Practice is one thing. But games are entirely different.

And until we see Mends and the new cast of linebackers play significant roles on game day, the jury still is out.

Iowa’s ability to reload rather than rebuild will be tested big time at linebacker. The hope is that Mends and his cohorts can handle the increased responsibility as part of their natural progression.

Almost all of Iowa’s previous linebackers, even the best ones such as Chad Greenway and Abdul Hodge, made their first impact on special teams

This is it for Mends, his last season to make an impact beyond special teams.

He has stayed the course at Iowa despite being buried on the depth chart at a time when many student-athletes bolt at the first sign of trouble or disappointment.
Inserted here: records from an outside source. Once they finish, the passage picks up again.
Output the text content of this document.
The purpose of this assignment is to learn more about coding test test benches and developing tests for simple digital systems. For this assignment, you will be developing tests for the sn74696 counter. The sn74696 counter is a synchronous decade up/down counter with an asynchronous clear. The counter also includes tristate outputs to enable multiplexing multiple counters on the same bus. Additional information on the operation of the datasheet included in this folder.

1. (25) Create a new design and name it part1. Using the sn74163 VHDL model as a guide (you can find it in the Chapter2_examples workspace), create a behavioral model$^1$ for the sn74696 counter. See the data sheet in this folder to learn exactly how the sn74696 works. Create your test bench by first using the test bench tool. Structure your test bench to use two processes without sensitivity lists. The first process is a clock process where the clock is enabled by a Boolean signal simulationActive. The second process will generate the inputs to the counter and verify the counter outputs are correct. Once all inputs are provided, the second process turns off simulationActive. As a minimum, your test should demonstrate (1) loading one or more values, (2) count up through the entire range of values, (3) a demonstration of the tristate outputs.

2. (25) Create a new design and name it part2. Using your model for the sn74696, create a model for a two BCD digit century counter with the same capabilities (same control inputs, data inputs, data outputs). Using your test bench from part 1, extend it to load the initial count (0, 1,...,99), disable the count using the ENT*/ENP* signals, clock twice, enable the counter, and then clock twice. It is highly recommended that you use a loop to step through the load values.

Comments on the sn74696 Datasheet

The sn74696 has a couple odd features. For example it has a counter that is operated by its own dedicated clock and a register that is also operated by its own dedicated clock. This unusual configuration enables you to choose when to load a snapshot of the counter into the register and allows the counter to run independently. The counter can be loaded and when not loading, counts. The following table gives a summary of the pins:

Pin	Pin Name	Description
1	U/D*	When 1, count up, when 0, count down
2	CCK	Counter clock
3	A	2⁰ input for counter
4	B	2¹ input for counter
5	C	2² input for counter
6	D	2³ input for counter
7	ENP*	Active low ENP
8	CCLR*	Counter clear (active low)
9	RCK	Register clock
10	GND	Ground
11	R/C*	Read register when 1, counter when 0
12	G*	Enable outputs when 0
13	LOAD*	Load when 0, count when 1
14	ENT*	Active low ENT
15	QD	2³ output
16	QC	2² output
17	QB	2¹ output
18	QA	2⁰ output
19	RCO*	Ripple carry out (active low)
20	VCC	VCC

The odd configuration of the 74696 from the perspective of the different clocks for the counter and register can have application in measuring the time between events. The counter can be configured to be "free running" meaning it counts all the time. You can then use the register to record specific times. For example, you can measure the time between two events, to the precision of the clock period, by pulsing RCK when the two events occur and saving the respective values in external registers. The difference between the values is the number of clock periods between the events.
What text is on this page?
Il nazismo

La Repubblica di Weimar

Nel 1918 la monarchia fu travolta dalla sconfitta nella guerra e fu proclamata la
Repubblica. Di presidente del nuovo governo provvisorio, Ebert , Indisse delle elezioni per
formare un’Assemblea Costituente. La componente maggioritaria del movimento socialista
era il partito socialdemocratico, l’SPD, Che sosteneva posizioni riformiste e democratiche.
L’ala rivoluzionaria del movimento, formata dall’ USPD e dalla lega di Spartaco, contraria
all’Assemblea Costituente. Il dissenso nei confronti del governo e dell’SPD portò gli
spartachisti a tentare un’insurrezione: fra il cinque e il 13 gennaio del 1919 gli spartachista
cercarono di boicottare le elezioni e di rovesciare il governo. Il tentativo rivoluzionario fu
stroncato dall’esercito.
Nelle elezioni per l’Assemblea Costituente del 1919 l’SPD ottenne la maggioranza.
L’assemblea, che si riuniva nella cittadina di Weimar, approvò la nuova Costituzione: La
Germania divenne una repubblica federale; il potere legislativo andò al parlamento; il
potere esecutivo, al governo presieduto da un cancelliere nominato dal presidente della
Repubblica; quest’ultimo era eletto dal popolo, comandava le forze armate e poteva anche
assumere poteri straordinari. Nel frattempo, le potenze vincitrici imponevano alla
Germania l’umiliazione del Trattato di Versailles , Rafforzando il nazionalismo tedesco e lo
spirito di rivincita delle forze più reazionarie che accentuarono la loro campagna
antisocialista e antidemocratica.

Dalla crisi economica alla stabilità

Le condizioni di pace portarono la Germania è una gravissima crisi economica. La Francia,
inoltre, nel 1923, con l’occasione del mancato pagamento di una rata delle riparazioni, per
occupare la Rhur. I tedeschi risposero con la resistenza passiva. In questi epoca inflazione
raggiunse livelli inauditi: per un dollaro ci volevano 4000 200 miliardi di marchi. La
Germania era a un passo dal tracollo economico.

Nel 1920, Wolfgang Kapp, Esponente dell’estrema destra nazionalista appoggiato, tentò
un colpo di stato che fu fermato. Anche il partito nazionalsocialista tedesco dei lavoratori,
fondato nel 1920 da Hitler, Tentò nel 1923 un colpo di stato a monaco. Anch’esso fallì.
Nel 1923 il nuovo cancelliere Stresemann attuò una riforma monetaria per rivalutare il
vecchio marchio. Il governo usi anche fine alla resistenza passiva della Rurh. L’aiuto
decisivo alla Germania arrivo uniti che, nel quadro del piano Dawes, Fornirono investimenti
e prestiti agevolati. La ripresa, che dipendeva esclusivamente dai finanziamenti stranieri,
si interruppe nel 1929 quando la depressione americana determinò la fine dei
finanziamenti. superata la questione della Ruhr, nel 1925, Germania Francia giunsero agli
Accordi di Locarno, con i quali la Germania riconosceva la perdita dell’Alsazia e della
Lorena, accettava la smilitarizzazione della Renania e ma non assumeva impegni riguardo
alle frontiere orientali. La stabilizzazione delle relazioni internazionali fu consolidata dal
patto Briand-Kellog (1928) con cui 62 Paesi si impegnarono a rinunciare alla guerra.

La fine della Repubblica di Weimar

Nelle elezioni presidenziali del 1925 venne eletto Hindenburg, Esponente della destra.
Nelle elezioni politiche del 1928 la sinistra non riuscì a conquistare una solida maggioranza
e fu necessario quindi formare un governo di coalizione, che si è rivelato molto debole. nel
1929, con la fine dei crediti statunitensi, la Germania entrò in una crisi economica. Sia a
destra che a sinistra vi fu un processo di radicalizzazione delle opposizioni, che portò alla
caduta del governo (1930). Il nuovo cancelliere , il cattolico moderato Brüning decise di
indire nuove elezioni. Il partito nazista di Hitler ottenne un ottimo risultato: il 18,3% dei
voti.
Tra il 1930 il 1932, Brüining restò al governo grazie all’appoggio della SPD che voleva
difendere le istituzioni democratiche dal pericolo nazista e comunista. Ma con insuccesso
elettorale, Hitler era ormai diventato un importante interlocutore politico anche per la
“It’s kind of something that you’ve got to have intrinsically, just never give up,” said the 6-foot, 228-pound Mends, who is from Kansas City, Mo. “I knew it was going to be difficult coming here. And that’s what I wanted. I don’t think it would be right if I wasn’t fighting my senior year.”

Mends is currently listed as the starter at will linebacker this spring, ahead of junior and fellow weightlifting fanatic Amani Jones. They push each other every day whether lifting weights or playing football.

“He’s a tank,” Mends said of Jones. “We both push each other hard. We’re in that weight room competing every single day. So that’s something to see.”

It is a friendly, but serious competition between Mends and Jones that has major consequences with a starting position for a Big Ten football team on the line.

Mends could draw inspiration from former Iowa linebacker George Lewis, who had to wait until his senior season to start in 2004. Lewis seized the opportunity and was arguably Iowa’s best defensive player in the 30-25 victory over Louisiana State in the 2005 Capital One Bowl.

Former Iowa cornerback Josh Jackson also went from being a reserve as a freshman and sophomore to a consensus All-American as a fourth-year junior last season. He has since declared for the NFL draft and could go as high as the first round.

This isn’t to suggest that Mends is destined for stardom, but a reminder that others, including former Iowa linebackers Pat Angerer and Anthony Hitchens, have been in his position before and thrived after being given a chance.

Angerer and Hitchens both needed some time to climb up the depth chart. But once they reached the top, they both seized the opportunity and would go on to play in the NFL, with Hitchens still active.

“That’s something they preach a lot here, just trust the process,” Mends said. “There have been countless examples of guys that I can think of, Pat Angerer, that don’t have a straight shot to the top. Anthony Hitchens, didn’t have it smooth. Guys like that."

"If you keep going, you’ll make it. If you don’t finish the race, then you don’t get to see the fruits of your labor. So just trust in the coaches and know that there have been guys that have done it. Even Josh Jackson last season. He played one season. I’m really good friends with him and I’ve seen him do it. So I’ve seen it firsthand. I know it works. So just trust the process.”